Iron crossed his arms and tapped an elbow. “Master, do you know what happened at the Godfall?”
The air tightened with tension like a throat constricting. For a long while, Sander remained quiet. Then, he spoke. “I have nothing I can tell you about the Godfall that Batbayar didn’t already say.”
“You could sell that tapestry of words at a market, you weave it so finely. Why do you keep lying to me?”
“Despite what you might think, Iron, some things are beyond even what I can tell.”
“Would you lie to me?”
“If I had to. I’m a Sinner’s man. I would lie to save a life.”
“So this secret saves my life?” Iron pulled away from the trunk and turned to Sander. The man chewed on a stalk and stared intently at the moon.
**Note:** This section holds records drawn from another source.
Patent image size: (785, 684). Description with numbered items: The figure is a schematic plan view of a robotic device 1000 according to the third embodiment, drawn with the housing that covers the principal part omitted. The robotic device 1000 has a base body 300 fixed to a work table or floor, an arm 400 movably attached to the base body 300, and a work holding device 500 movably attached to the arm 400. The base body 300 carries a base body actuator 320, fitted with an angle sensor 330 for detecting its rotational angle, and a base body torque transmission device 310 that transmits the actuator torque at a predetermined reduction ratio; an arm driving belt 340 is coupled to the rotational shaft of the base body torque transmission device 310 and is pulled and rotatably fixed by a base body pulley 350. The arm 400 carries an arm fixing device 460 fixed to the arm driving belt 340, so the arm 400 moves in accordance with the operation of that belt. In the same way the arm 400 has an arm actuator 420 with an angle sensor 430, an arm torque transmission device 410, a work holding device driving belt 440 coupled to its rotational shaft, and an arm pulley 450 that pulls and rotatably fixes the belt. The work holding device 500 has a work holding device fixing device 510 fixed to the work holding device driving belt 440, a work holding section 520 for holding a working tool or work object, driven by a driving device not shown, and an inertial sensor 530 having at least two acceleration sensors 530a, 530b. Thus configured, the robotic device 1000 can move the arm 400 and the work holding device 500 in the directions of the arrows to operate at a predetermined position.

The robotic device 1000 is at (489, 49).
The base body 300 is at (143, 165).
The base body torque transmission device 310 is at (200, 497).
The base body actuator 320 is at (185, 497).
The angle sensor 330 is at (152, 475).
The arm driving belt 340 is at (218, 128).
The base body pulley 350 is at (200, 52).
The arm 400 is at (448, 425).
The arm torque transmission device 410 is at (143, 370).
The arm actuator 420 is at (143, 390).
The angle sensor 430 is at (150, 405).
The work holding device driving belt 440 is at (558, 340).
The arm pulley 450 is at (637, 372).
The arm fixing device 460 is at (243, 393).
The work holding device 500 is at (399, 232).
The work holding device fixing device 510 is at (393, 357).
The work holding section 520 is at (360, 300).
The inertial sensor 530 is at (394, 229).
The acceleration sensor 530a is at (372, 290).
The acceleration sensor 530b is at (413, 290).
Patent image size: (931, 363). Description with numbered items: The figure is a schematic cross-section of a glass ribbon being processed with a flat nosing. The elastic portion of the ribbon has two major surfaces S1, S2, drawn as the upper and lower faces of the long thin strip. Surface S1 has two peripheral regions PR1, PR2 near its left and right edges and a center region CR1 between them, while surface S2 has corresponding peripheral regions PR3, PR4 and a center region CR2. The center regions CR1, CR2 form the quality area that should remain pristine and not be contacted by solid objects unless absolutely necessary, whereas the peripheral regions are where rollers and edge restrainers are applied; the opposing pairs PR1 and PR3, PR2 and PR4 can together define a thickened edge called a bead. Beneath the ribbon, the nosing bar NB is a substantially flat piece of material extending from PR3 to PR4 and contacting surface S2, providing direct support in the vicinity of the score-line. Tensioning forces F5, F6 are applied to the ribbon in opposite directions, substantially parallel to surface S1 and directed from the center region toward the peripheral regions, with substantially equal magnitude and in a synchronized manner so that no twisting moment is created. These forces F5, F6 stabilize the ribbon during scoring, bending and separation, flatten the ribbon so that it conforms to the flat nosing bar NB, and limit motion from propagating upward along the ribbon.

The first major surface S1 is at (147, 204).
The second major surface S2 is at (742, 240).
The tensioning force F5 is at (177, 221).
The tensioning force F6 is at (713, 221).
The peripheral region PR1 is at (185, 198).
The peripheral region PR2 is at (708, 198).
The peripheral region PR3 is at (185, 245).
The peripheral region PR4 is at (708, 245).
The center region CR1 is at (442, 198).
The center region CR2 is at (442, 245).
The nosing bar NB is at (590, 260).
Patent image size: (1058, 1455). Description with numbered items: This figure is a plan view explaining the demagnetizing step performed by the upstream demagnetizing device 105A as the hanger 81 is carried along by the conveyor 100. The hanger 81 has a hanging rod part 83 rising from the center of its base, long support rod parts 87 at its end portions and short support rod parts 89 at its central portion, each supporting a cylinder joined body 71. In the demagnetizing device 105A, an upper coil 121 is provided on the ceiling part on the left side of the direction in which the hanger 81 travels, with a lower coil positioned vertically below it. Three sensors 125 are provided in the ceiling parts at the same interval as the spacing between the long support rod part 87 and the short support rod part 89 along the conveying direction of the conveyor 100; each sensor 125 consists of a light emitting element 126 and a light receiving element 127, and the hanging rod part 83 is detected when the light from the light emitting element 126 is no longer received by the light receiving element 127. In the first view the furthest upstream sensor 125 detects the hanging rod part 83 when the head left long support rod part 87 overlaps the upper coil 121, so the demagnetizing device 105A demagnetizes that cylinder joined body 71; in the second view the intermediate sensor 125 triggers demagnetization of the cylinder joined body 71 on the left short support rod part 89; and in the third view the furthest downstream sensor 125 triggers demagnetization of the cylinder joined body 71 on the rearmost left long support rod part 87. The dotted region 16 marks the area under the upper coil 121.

“Maybe it saves more than just your life.” Sander looked him in the eyes and pressed his lips into a thin line. “Why in all the gods-damned hells are you so fucking angry, boy? Those things you said back in Athe, what you tried to do, they were so far out of line, they sat on the horizon. You’ve got a lot of nerve trying to abandon us like that after all we’ve been through together.”
“Kind of like the gods abandoned us, don’t you think?”
“Sinner save me, get over it, Iron! What’s done is done. They
fell
. We might be screwed, but we might not be! Are you going to sit there and act like you’re five again, pounding away at the snow because you had to eat root stew instead of elk?”
“What do you expect? You hid me from the world, and when we finally returned to it, all I get is lie after lie, secret after secret—or worse yet, knowledge that makes me hate the ones I used to worship.”
“You don’t hate them.” Sander swallowed, leaning closer. “What did you really learn at that shrine on Rosvoi? You told Ayska we had hope. You said there might be a way. Well, now that we’re speaking of lies, tell me why you lied to her then? You said we need to cross the Simmering Sands and make for Ker. But I can’t help but wonder if there’s something more. Look who’s come to us! A man of the Shining Child. Don’t you think that’s a little more than convenient?
“We only need to find the Coin Counter and the Burning Mother to complete the number, to complete the circle! I’m not stupid and I’m not addle-brained. You told me your vision of the doe. A circle’s broken and we’re doing a helluva job gathering the pieces back together, now aren’t we?”